George Sand, Écrire sa propre route
Jordane Bertrand
On n’étudie plus vraiment George Sand (1804-1876), saluée à son époque par les plus grands de ses contemporains, mais réduite aujourd’hui à une image d’Épinal : une femme habillée en homme qui fumait le cigare et séduisait tout un tas d’amants, dont Alfred de Musset et Frédéric Chopin. Un voile est tombé au fil du temps sur cette femme dont on a oublié la vie foisonnante et l’immense popularité de son vivant. Derrière les clichés se dévoile pourtant une écrivaine audacieuse, une féministe engagée, un plume politique, une épistolière incomparable et, facette plus méconnue encore, une voyageuse passionnée.
L’Auvergne, les Pyrénées, les Alpes, l’Italie, la Suisse, l’Espagne, Majorque, la Bretagne, la Normandie, la Méditerranée, les Ardennes : à tout moment de sa vie, George Sand n’a jamais renoncé à partir lorsque l’occasion se présentait. Elle a accepté les étapes dans des auberges malpropres et les longues heures dans des transports inconfortables pour mieux se réjouir des excursions qui faisaient vibrer sa curiosité. Sensible, ardente, elle a mis dans ses voyages la même témérité que dans sa vie personnelle et littéraire. Cette femme d’à peine un mètre cinquante-six fut une cavalière accomplie. Elle aimait marcher des heures dans la campagne, escalader les montagnes, se baigner dans les rivières, contempler les volcans. À 70 ans, elle adhère au Club alpin français, tout juste créé. George Sand fut aussi une étonnante voyageuse « du coin de la rue » dans son Berry bien aimé.

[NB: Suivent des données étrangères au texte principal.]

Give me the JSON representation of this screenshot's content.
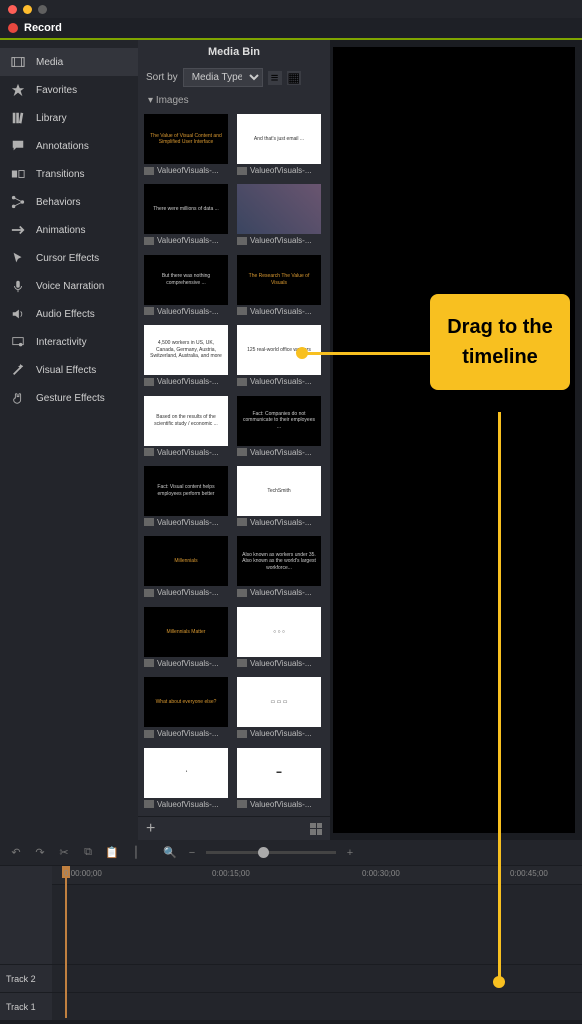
{
  "record_label": "Record",
  "sidebar": {
    "items": [
      {
        "label": "Media",
        "icon": "film"
      },
      {
        "label": "Favorites",
        "icon": "star"
      },
      {
        "label": "Library",
        "icon": "books"
      },
      {
        "label": "Annotations",
        "icon": "speech"
      },
      {
        "label": "Transitions",
        "icon": "squares"
      },
      {
        "label": "Behaviors",
        "icon": "nodes"
      },
      {
        "label": "Animations",
        "icon": "arrow"
      },
      {
        "label": "Cursor Effects",
        "icon": "cursor"
      },
      {
        "label": "Voice Narration",
        "icon": "mic"
      },
      {
        "label": "Audio Effects",
        "icon": "speaker"
      },
      {
        "label": "Interactivity",
        "icon": "interact"
      },
      {
        "label": "Visual Effects",
        "icon": "wand"
      },
      {
        "label": "Gesture Effects",
        "icon": "hand"
      }
    ]
  },
  "media_bin": {
    "title": "Media Bin",
    "sort_label": "Sort by",
    "sort_value": "Media Type",
    "section": "Images",
    "common_name": "ValueofVisuals-...",
    "thumbs": [
      {
        "bg": "black",
        "text": "The Value of Visual Content and Simplified User Interface",
        "cls": "orange-text"
      },
      {
        "bg": "white",
        "text": "And that's just email ..."
      },
      {
        "bg": "black",
        "text": "There were millions of data ..."
      },
      {
        "bg": "img",
        "text": ""
      },
      {
        "bg": "black",
        "text": "But there was nothing comprehensive ..."
      },
      {
        "bg": "black",
        "text": "The Research\\nThe Value of Visuals",
        "cls": "orange-text"
      },
      {
        "bg": "white",
        "text": "4,500 workers in US, UK, Canada, Germany, Austria, Switzerland, Australia, and more"
      },
      {
        "bg": "white",
        "text": "125 real-world office workers"
      },
      {
        "bg": "white",
        "text": "Based on the results of the scientific study / economic ..."
      },
      {
        "bg": "black",
        "text": "Fact: Companies do not communicate to their employees ..."
      },
      {
        "bg": "black",
        "text": "Fact: Visual content helps employees perform better"
      },
      {
        "bg": "white",
        "text": "TechSmith"
      },
      {
        "bg": "black",
        "text": "Millennials",
        "cls": "orange-text"
      },
      {
        "bg": "black",
        "text": "Also known as workers under 35. Also known as the world's largest workforce..."
      },
      {
        "bg": "black",
        "text": "Millennials Matter",
        "cls": "orange-text"
      },
      {
        "bg": "white",
        "text": "○ ○ ○"
      },
      {
        "bg": "black",
        "text": "What about everyone else?",
        "cls": "orange-text"
      },
      {
        "bg": "white",
        "text": "▭ ▭ ▭"
      },
      {
        "bg": "white",
        "text": "◔"
      },
      {
        "bg": "white",
        "text": "▬"
      }
    ]
  },
  "callout_text": "Drag to the timeline",
  "timeline": {
    "ticks": [
      "0:00:00;00",
      "0:00:15;00",
      "0:00:30;00",
      "0:00:45;00"
    ],
    "tracks": [
      "Track 2",
      "Track 1"
    ]
  }
}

On a beaucoup raconté ses amours et ses amitiés. Suivre la romancière dans ses périples, c’est redécouvrir une écriture admirable et une justesse du regard où la précision le dispute à l’harmonie, la sincérité à l’humour. C’est se laisser charmer par une femme prodigieusement libre. À travers ses nombreux voyages se dessine aussi une connaissance profonde et intime de la nature, avec des prises de position écologistes qui stupéfient par leur modernité.
L’ouvrage s’organise de façon chronologique, chaque voyage éclairant un moment singulier d’une vie particulièrement foisonnante. Il se conclut par une série de « mélanges » qui permettent de préciser des aspects de sa personnalité. À l’heure où le féminisme trouve une vitalité nouvelle, il semble important de réhabiliter cette figure exceptionnelle du XIXe siècle face à une ignorance involontaire ou des préjugés toujours tenaces. S’appuyant sur nombre d’écrits de la romancière (lettres, romans, essais, autobiographie), l’essai entend partager avec le plus grand nombre la vie de cette femme extraordinairement libre dans sa pensée comme dans son comportement, à travers ce qui est peut-être la forme la plus aboutie de liberté : le voyage.